| |
| |
| |
Eerste Hoofdstuk.
De ideeën van mijn tante.
Ik weet niet veel bijzonders uit mijn prille jeugd; mijn vader en moeder waren naar Egypte gegaan, toen het kanaal van Suez gegraven werd. Zij konden niet aan het klimaat wennen, en beiden bezweken kort na elkaar; ik werd naar Parijs teruggebracht bij mijn oom Adolphe, die een groote manufactuurzaak had. Mijn oom was zelden thuis; hij bemoeide zich uitsluitend met de zaken. Tante daarentegen bestierde alles in huis. Zij had een heirleger van bedienden, en zij had zoo'n slag om te bevelen, dat de bijdehandste snorrebaard het haar niet zou verbeteren. Stipter dan een klok uit Morez, waar, zooals men zegt, de beste uurwerkfabrieken van de wereld zijn, nauwgezetter dan een Engelsche, heerschzuchtiger dan Napoleon Bonaparte, deed tante iedereen voor zich beven. Alles moest op de minuut af gedaan worden, en wie er een seconde van afweek, maakte zich aan een groot vergrijp schuldig. Om zes uur moesten de meiden en knechts op zijn en aan hun dagelijksch werk beginnen; om zeven uur kwam de beurt aan de winkelbedienden; klokslag negen moesten de magazijnen in orde zijn om de klanten te ontvangen, en dan kwam
| |
| |
ook tante uit haar kamer om algemeene inspectie te houden. Wee dengene, die een nommer van zijn programma vergeten had! Die kreeg een sermoen met een stem, die tot de bovenste verdieping klonk.

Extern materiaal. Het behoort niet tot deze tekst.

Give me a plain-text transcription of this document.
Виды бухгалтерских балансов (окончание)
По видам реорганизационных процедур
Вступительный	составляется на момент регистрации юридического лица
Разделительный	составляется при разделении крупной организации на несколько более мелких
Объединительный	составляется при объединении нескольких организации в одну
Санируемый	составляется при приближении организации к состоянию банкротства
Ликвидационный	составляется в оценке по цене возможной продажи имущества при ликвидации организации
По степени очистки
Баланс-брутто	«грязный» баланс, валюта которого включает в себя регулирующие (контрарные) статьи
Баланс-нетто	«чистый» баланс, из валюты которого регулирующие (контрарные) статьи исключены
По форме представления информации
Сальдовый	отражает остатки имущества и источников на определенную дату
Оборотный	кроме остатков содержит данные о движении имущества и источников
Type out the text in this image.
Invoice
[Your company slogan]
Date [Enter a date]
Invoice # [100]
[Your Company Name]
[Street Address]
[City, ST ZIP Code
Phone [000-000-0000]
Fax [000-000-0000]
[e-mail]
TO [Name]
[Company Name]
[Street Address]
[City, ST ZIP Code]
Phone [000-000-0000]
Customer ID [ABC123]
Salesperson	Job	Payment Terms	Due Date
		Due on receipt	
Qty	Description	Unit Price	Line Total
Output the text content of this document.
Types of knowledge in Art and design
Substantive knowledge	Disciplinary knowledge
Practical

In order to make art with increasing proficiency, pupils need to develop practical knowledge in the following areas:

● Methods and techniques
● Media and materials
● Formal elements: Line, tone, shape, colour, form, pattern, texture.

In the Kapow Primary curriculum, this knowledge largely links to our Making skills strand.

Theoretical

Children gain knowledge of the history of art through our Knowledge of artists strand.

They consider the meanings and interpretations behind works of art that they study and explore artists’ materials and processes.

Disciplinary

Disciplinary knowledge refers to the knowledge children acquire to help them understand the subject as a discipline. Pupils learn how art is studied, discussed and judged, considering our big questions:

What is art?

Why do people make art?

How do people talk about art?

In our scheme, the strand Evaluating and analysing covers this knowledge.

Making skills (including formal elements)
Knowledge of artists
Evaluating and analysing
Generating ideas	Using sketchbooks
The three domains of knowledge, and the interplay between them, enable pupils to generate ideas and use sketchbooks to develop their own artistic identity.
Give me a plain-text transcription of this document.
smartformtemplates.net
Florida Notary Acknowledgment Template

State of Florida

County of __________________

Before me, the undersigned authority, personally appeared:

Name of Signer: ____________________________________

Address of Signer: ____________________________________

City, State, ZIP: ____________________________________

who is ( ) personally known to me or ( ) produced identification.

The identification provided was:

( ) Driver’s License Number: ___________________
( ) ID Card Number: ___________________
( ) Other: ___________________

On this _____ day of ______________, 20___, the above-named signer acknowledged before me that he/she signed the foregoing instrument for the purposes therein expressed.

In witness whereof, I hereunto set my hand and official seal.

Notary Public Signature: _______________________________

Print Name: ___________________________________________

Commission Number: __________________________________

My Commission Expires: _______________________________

Maar wat ook een orde en zindelijkheid overal! De donkerste hoeken mochten door het scherpstziend oog bekeken worden, geen stofje was er te ontdekken.
Het was een waar verdriet voor haar, als er een stoel scheef stond of iets niet op zijn plaats lag, en als een bezoeker een boek of een album opende, en vergat het weer toe te slaan, of een ornament van den schoorsteenmantel bekeek en het ding rechts zette, als het links gestaan had, voer ze na zijn vertrek er over uit en riep: ‘Hoe slordig! Is het dan zoo moeilijk, om een boek dicht te doen en de dingen weer op hun plaats te zetten?’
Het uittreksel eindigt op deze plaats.